A second wave of redevelopment of the street was initiated with the construction of the Schepp Building (47-53 Hudson Street) in 1880-81; at this same time the store and loft building at 73 Hudson Street was erected. In 1888 a store and loft building at 3-5 Harrison Street (Martin V.B. Ferdon) was constructed for jewelry merchant Charles S. Welsh, who in 1893 with a partner commissioned the same architect to design the store and loft building at 77-79 Hudson Street. The construction of the present American Express Company Building (55-61 Hudson Street) in 1890 and the store and loft building at 8-12 Jay Street in 1896 completed the streetscape of the southern block of Staple Street.

The construction of the store and loft building at 7-9 Harrison Street in 1893, the enlargement of 71 Hudson Street in 1896, and the remodeling of 4 Staple Street in 1900 completed the late nineteenth-century commercial redevelopment of the northern half of Staple Street.

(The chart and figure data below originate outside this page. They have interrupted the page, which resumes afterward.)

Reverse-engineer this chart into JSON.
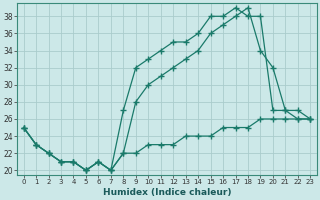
{
  "xlabel": "Humidex (Indice chaleur)",
  "background_color": "#cce8e8",
  "grid_color": "#aacccc",
  "line_color": "#1a7a6a",
  "xlim": [
    -0.5,
    23.5
  ],
  "ylim": [
    19.5,
    39.5
  ],
  "yticks": [
    20,
    22,
    24,
    26,
    28,
    30,
    32,
    34,
    36,
    38
  ],
  "xticks": [
    0,
    1,
    2,
    3,
    4,
    5,
    6,
    7,
    8,
    9,
    10,
    11,
    12,
    13,
    14,
    15,
    16,
    17,
    18,
    19,
    20,
    21,
    22,
    23
  ],
  "curve1_x": [
    0,
    1,
    2,
    3,
    4,
    5,
    6,
    7,
    8,
    9,
    10,
    11,
    12,
    13,
    14,
    15,
    16,
    17,
    18,
    19,
    20,
    21,
    22,
    23
  ],
  "curve1_y": [
    25,
    23,
    22,
    21,
    21,
    20,
    21,
    20,
    27,
    32,
    33,
    34,
    35,
    35,
    36,
    38,
    38,
    39,
    38,
    38,
    27,
    27,
    26,
    26
  ],
  "curve2_x": [
    0,
    1,
    2,
    3,
    4,
    5,
    6,
    7,
    8,
    9,
    10,
    11,
    12,
    13,
    14,
    15,
    16,
    17,
    18,
    19,
    20,
    21,
    22,
    23
  ],
  "curve2_y": [
    25,
    23,
    22,
    21,
    21,
    20,
    21,
    20,
    22,
    28,
    30,
    31,
    32,
    33,
    34,
    36,
    37,
    38,
    39,
    34,
    32,
    27,
    27,
    26
  ],
  "curve3_x": [
    0,
    1,
    2,
    3,
    4,
    5,
    6,
    7,
    8,
    9,
    10,
    11,
    12,
    13,
    14,
    15,
    16,
    17,
    18,
    19,
    20,
    21,
    22,
    23
  ],
  "curve3_y": [
    25,
    23,
    22,
    21,
    21,
    20,
    21,
    20,
    22,
    22,
    23,
    23,
    23,
    24,
    24,
    24,
    25,
    25,
    25,
    26,
    26,
    26,
    26,
    26
  ]
}
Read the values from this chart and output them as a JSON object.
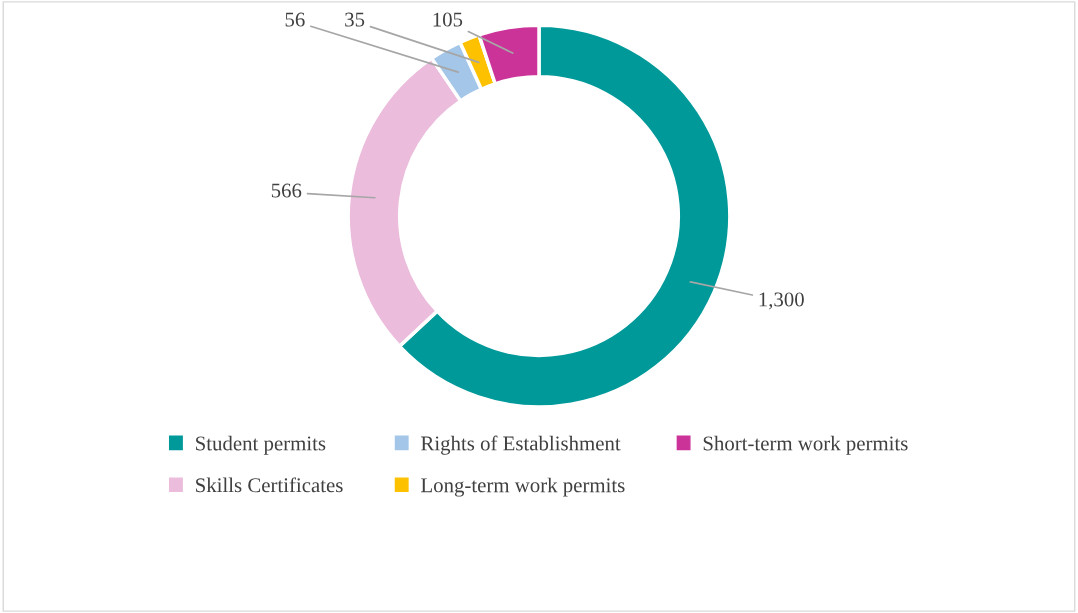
{
  "chart_data": {
    "type": "donut",
    "categories": [
      "Student permits",
      "Skills Certificates",
      "Rights of Establishment",
      "Long-term work permits",
      "Short-term work permits"
    ],
    "values": [
      1300,
      566,
      56,
      35,
      105
    ],
    "colors": [
      "#00999a",
      "#ebbcdc",
      "#a4c6e8",
      "#fdc100",
      "#cc3399"
    ],
    "value_labels": [
      "1,300",
      "566",
      "56",
      "35",
      "105"
    ],
    "legend": "bottom"
  }
}
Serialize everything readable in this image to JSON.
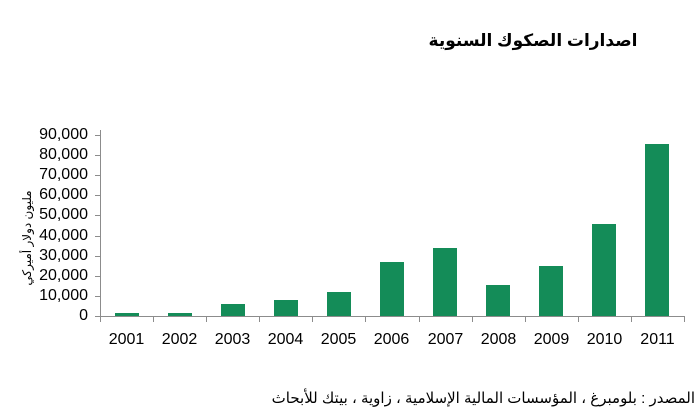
{
  "chart_data": {
    "type": "bar",
    "title": "اصدارات الصكوك السنوية",
    "ylabel": "مليون دولار أميركي",
    "xlabel": "",
    "categories": [
      "2001",
      "2002",
      "2003",
      "2004",
      "2005",
      "2006",
      "2007",
      "2008",
      "2009",
      "2010",
      "2011"
    ],
    "values": [
      1500,
      1500,
      6000,
      8000,
      12000,
      27000,
      34000,
      15500,
      25000,
      45500,
      85500
    ],
    "ylim": [
      0,
      90000
    ],
    "ytick_step": 10000,
    "ytick_labels": [
      "0",
      "10,000",
      "20,000",
      "30,000",
      "40,000",
      "50,000",
      "60,000",
      "70,000",
      "80,000",
      "90,000"
    ],
    "grid": false,
    "legend": "none",
    "colors": {
      "bar": "#148C58",
      "axis": "#8C8C8C",
      "text": "#000000",
      "background": "#FFFFFF"
    }
  },
  "source_note": "المصدر : بلومبرغ ، المؤسسات المالية الإسلامية ، زاوية ، بيتك للأبحاث"
}
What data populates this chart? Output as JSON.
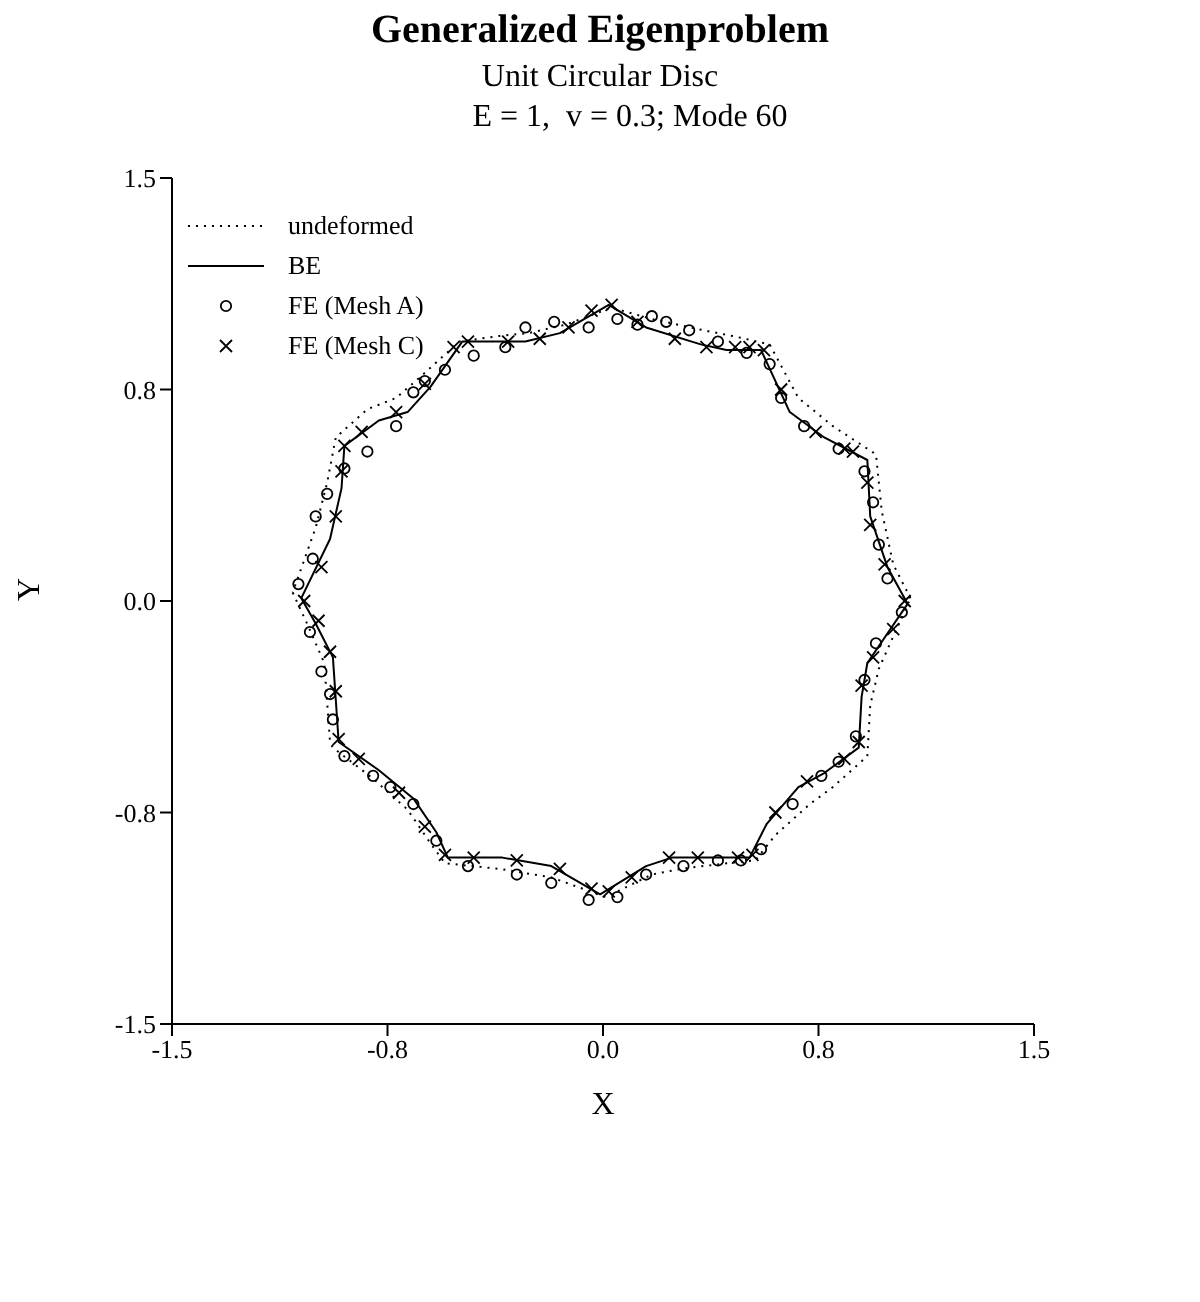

During this same period of building activity, the New York Hospital building, later known as the House of Relief, was erected at 67 Hudson Street, occupying the entire southern portion of the block. The hospital stable and laundry building was completed on the west side of Staple Street (9 Jay Street) in 1907; a second-story iron footbridge was added later to join the two buildings.

The cold storage business was active at the northern end of Staple Street. In 1899 No. 3-5 Harrison Street was altered for use by the Harrison Street Cold Storage Company for use as a cold storage warehouse. No. 4 Staple Street was acquired by the same firm in 1900. The building at 7-9 Harrison Street was converted for cold storage use in 1906 and became one of the main facilities of the Harrison Street Cold Storage Company, which was taken over by the Merchants’ Refrigerating Company in 1913; the building housed one of the firm’s main cooling plants. No. 7-9 Jay Street remained in use for cold storage through the mid-twentieth century.

Staple Street retains much of its historic character and has been little altered since the turn of the century. The only significant change in the streetscape was the demolition of 3-5 Harrison Street in 1967 which left a vacant lot at the north end of the street.